I’m particularly fascinated by the resilience of elite quarterbacks. I see them throw beautiful, accurate, long passes that are intercepted. And what do the quarterbacks do? Well, they sure don’t rail against the people who intercepted the passes and they don’t blame the receivers who missed the passes. Instead they shake it off and set up the next play – immediately – and keep their teams moving forward. It’s like the previous play never even happened. Like their memories have been wiped!
So I started thinking about how that type of resilience and flexibility can help us in our day-to-day lives. Here’s my coaching on the virtues of cultivating a very short memory.
Do the work and walk away.
- A short memory allows you to put your work out there and walk away. When you’re working really hard to deliver amazing results, things are going to happen to trip you up. You don’t have total control over your efforts – even if you own your own business! That player is going to set up wrong for the next play, clients are going to change their requirements, your project is going to change in ways you would never imagine, and co-workers are going to be sick on mission critical days. To deliver amazing results, you have to put your best work out there and let go of what other people think about it. You have to forget about it to go forward. You don’t have time to dwell in the “if only” of the past.
Big risk = big failure.
- A short memory lets you forget about your failures quickly so you can focus intently on the next thing. Yes, fail has fallen out of favor. But when you throw a 60 yard pass and it’s intercepted or you take on a huge project that you’re sure is going to make your career and it falls flat, you’ve failed. When you fail, shake it off and try again. The football player who misses that 60 yard pass doesn’t sit out the next play and pout. Nope. He gets back in the game for the very next play. He erases the memory of the failed play and puts 100% of his focus on the next play. I’ve heard quarterbacks and their coaches talk about how important it is to have a short memory when you’re going for the win.
Figure out the scale of your failure.
- A short memory helps you regulate the scale of your disappointment in your performance on any given day. When you learn how to move forward quickly after a failure or disappointment, you train yourself to see your failures in a different way. The act of moving forward quickly in spite of disappointment begins to take the sting out of it. If you throw 36 passes and connect on 18 and 4 of those are touchdowns, those 18 you missed don’t feel so bad – as long as you get right back out there and throw the next pass as if the missed one never happened! When you don’t let the failure crater you; you start looking at the disappointments and failures like bumps on the road to your next success.
To fail forward you have to forget about it.

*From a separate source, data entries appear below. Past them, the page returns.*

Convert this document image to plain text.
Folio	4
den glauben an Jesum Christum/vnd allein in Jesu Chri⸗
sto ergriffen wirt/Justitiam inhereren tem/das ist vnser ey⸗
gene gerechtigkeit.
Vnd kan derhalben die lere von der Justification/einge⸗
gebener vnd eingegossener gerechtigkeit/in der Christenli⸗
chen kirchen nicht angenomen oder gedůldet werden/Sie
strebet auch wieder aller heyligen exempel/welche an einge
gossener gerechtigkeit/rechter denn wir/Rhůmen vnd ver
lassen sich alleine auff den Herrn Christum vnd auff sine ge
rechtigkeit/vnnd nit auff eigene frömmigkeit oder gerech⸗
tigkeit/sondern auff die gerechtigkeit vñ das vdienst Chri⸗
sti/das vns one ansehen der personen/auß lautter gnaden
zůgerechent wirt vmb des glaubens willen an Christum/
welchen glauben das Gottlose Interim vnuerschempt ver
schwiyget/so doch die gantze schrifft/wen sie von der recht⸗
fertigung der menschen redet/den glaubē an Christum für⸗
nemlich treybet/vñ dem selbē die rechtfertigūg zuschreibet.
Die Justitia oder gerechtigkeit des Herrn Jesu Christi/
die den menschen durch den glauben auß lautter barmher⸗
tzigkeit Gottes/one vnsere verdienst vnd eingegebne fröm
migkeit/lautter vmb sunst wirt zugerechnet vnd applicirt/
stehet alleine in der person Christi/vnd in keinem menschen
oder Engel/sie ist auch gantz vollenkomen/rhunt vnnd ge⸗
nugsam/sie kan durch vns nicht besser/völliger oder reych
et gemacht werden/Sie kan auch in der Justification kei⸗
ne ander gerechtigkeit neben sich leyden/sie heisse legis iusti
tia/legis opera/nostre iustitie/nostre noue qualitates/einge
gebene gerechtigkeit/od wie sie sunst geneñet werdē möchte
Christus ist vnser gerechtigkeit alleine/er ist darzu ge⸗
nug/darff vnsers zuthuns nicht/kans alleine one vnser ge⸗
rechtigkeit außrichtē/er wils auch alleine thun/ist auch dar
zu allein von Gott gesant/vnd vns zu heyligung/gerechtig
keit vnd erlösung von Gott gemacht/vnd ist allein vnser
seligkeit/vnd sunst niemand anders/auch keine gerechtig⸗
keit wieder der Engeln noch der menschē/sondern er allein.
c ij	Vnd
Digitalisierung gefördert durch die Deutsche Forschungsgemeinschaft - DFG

- A short memory is required to fail forward. You have to forget the pain of the failure. When players screw up plays, they have to go back and assess what they messed up. Same thing for you. If that interview felt like a total disaster, take 5 minutes and figure out something you learned from it that you can take to your next interview. Do you need to prepare more? Do you need to read the job description more carefully? Hold on to what you learned and keep on going forward.
Don’t dwell on the failures – or the successes – for long.
- A short memory keeps you from dwelling in the past – and this one applies to wins, too! To reach maximum effectiveness and level up your accomplishments, you have to mourn quickly and celebrate quickly, too. You have to maintain your focus on where you’re headed, not where you’ve been. So take a few minutes to figure out what went wrong on the losses. Take a few minutes to celebrate what went right on the wins. Then erase those memories and then keep moving toward your destination.
PS, the other name for this concept is mental toughness. You’re tough, you’re resilient, get going.